How to Enjoy Tonight's Spectacular Meteor Shower
13 Dec 2017
Get ready for 120 shooting stars per hour in tonight's night sky. The Geminid meteor shower is the strongest and most spectacular meteor show of the year. The showers began on December 7th and the peak is expected to occur at about 2:30 p.m. tomorrow; however, tonight between 10pm and midnight is the recommended viewing time as the moon won't rise until after 3 am.
Where to Go and Where to Look
It's not going to be hard to catch a glimpse of the show, if you can find a dark place where clouds don't block your view of the east/north-east sky. Getting away from the city lights may be a challenge for most of us. The nearest areas may be the coastlines or mountain tops. Once there, just sit back and relax and wait for the show. You'll need about 20 minutes for your eyes to adjust to the darkness. Try to avoid looking at your phone. If you must use your phone, turn the brightness down to its lowest level. Binoculars and telescopes are not recommended as they'll just limit your view. If you can't see them tonight, don't worry, showers should still be visible for the next couple of days as well.
What to Expect
Most shooting stars appear as bright streaks in your peripheral vision and will last only a second or so, but the Geminid meteor shower is known for producing the occasional extremely bright, long-lasting trails. Note that it may take some time to develop and keep your night vision so don't lose hope if you don't see these right away.
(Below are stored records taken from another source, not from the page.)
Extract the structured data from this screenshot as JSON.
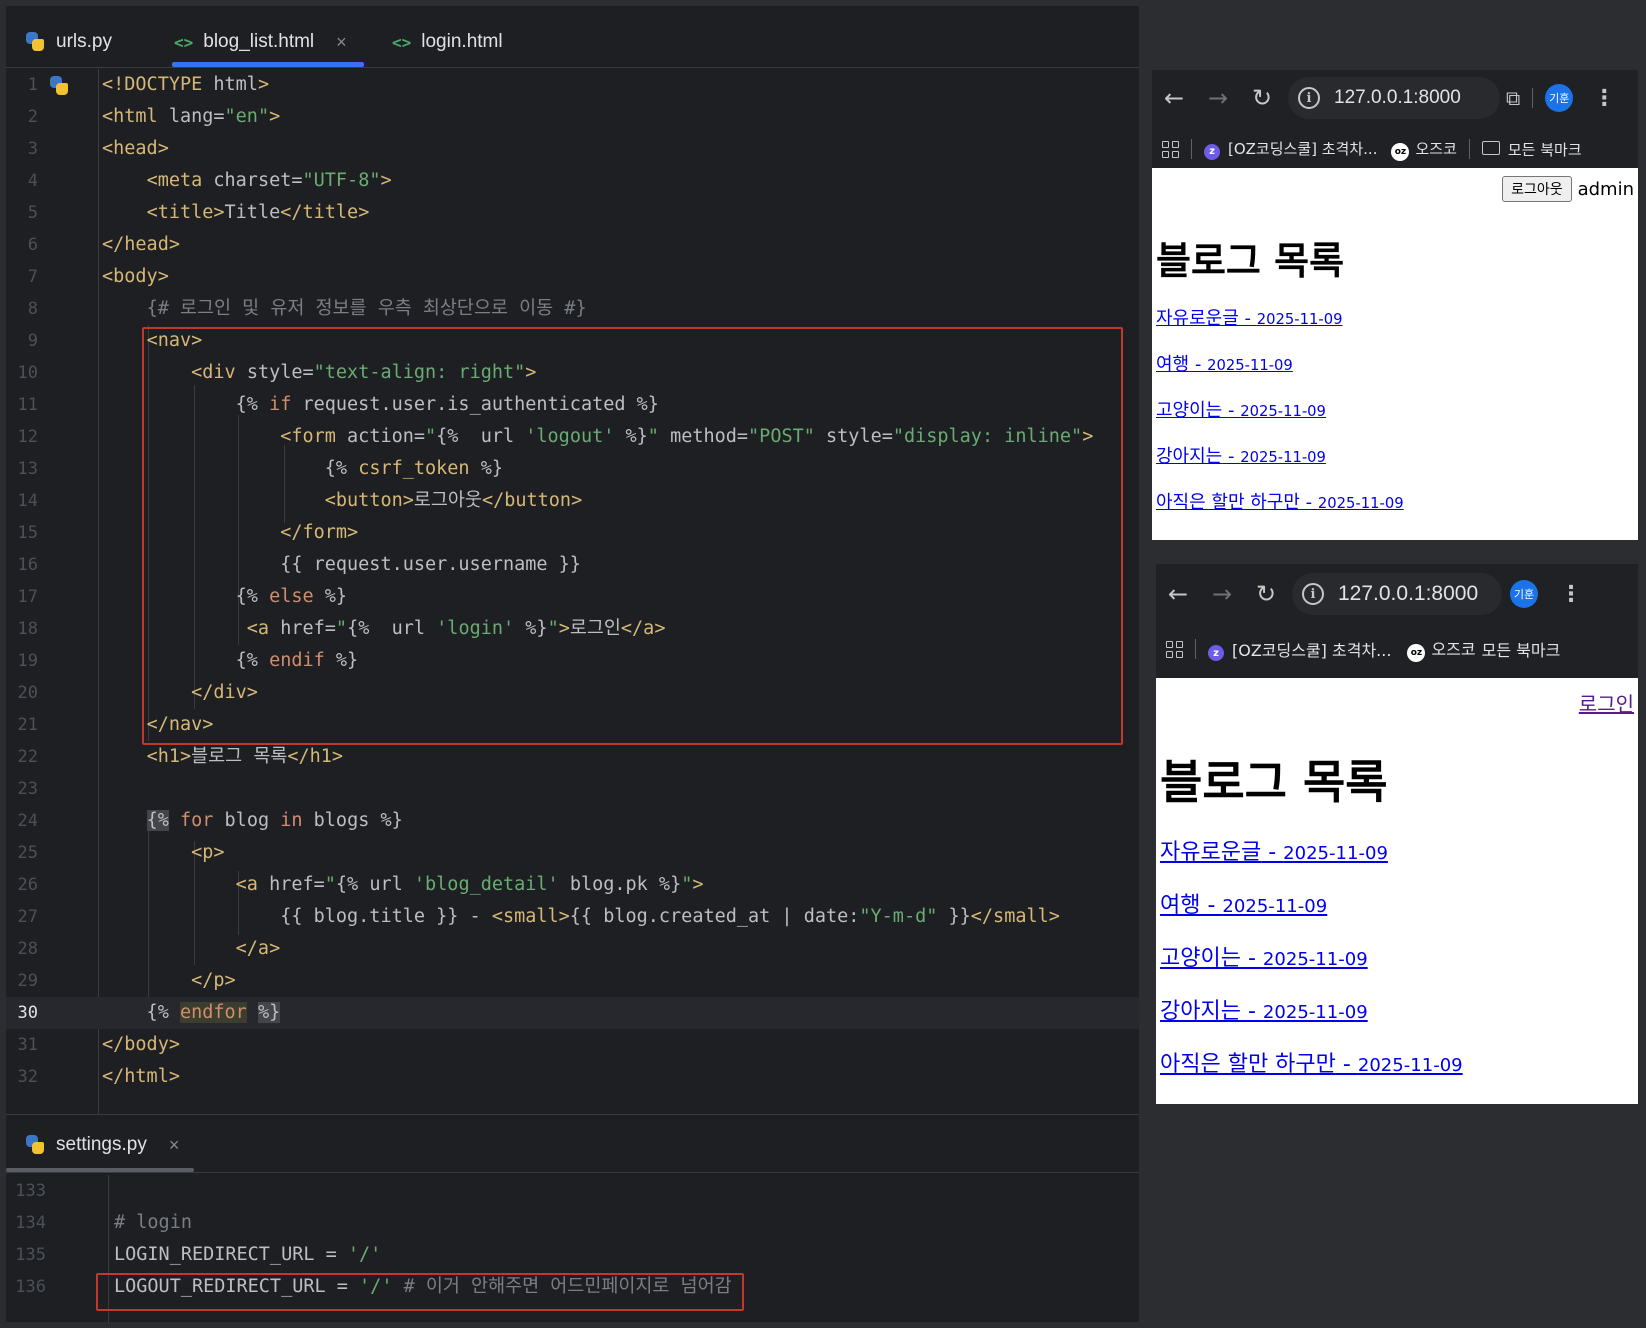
{
  "editor": {
    "tabs": [
      {
        "label": "urls.py"
      },
      {
        "label": "blog_list.html"
      },
      {
        "label": "login.html"
      }
    ],
    "close_glyph": "×",
    "current_line": "30"
  },
  "settings_pane": {
    "tab_label": "settings.py",
    "close_glyph": "×",
    "lines": [
      {
        "n": "133"
      },
      {
        "n": "134",
        "comment": "# login"
      },
      {
        "n": "135",
        "code": "LOGIN_REDIRECT_URL = ",
        "str": "'/'"
      },
      {
        "n": "136",
        "code": "LOGOUT_REDIRECT_URL = ",
        "str": "'/'",
        "comment": " # 이거 안해주면 어드민페이지로 넘어감"
      }
    ]
  },
  "browser_top": {
    "url": "127.0.0.1:8000",
    "avatar_text": "기훈",
    "bookmark_1": "[OZ코딩스쿨] 초격차...",
    "bookmark_2": "오즈코",
    "bookmark_all": "모든 북마크",
    "page": {
      "logout_button": "로그아웃",
      "username": "admin",
      "heading": "블로그 목록",
      "entries": [
        {
          "title": "자유로운글",
          "date": "2025-11-09"
        },
        {
          "title": "여행",
          "date": "2025-11-09"
        },
        {
          "title": "고양이는",
          "date": "2025-11-09"
        },
        {
          "title": "강아지는",
          "date": "2025-11-09"
        },
        {
          "title": "아직은 할만 하구만",
          "date": "2025-11-09"
        }
      ]
    }
  },
  "browser_bottom": {
    "url": "127.0.0.1:8000",
    "avatar_text": "기훈",
    "bookmark_1": "[OZ코딩스쿨] 초격차...",
    "bookmark_2": "오즈코",
    "bookmark_all": "모든 북마크",
    "page": {
      "login_link": "로그인",
      "heading": "블로그 목록",
      "entries": [
        {
          "title": "자유로운글",
          "date": "2025-11-09"
        },
        {
          "title": "여행",
          "date": "2025-11-09"
        },
        {
          "title": "고양이는",
          "date": "2025-11-09"
        },
        {
          "title": "강아지는",
          "date": "2025-11-09"
        },
        {
          "title": "아직은 할만 하구만",
          "date": "2025-11-09"
        }
      ]
    }
  },
  "colors": {
    "editor_bg": "#1e1f22",
    "tag": "#d5b778",
    "string": "#6aab73",
    "keyword": "#cf8e6d",
    "comment": "#7a7e85",
    "highlight_box": "#c0392b",
    "link": "#0000ee",
    "active_tab": "#3574f0"
  }
}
Here are some tips provided by the Hong Kong Space Museum:
1. Despite the recent advances in the theory of prediction, the time and number of meteors at the maxima may still have substantial deviation. For those who would like to perform scientific observation, it is advised to keep watchful eyes on the sky 1 to 2 days before and after the predicted maxima.
2. The constellation Gemini will rise in the northeast at about 8 p.m. At 2:00 a.m., it will be around the zenith.
3. Although the radiant will be in constellation Gemini, meteors do not necessarily appear there. A distance between 40 to 60 degrees away is optimal. Therefore, an observation site with unobstructed view is essential.
4. Although traveling to the countryside can definitely appreciate more, dimmer meteors, city stargazer may be restrained from doing so by traffic, unstable weather, work or school on the next day. An open place next to your house with unobstructed view is also desirable.
5. Basically, meteors can be appreciated by naked eyes and no telescope is required. You should bring along with you a star-map, a red torch, a deck chair and a sleeping bag or blanket.
6. You may capture the image of Geminids with a camera. Basic equipment includes a camera with long time exposure function ('Bulb' shutter). Camera lens should be focused to infinity with maximum aperture. Then point the camera to Gemini or neighbour constellations for a 5-minute exposure time at an ISO value higher than 400 and try your luck.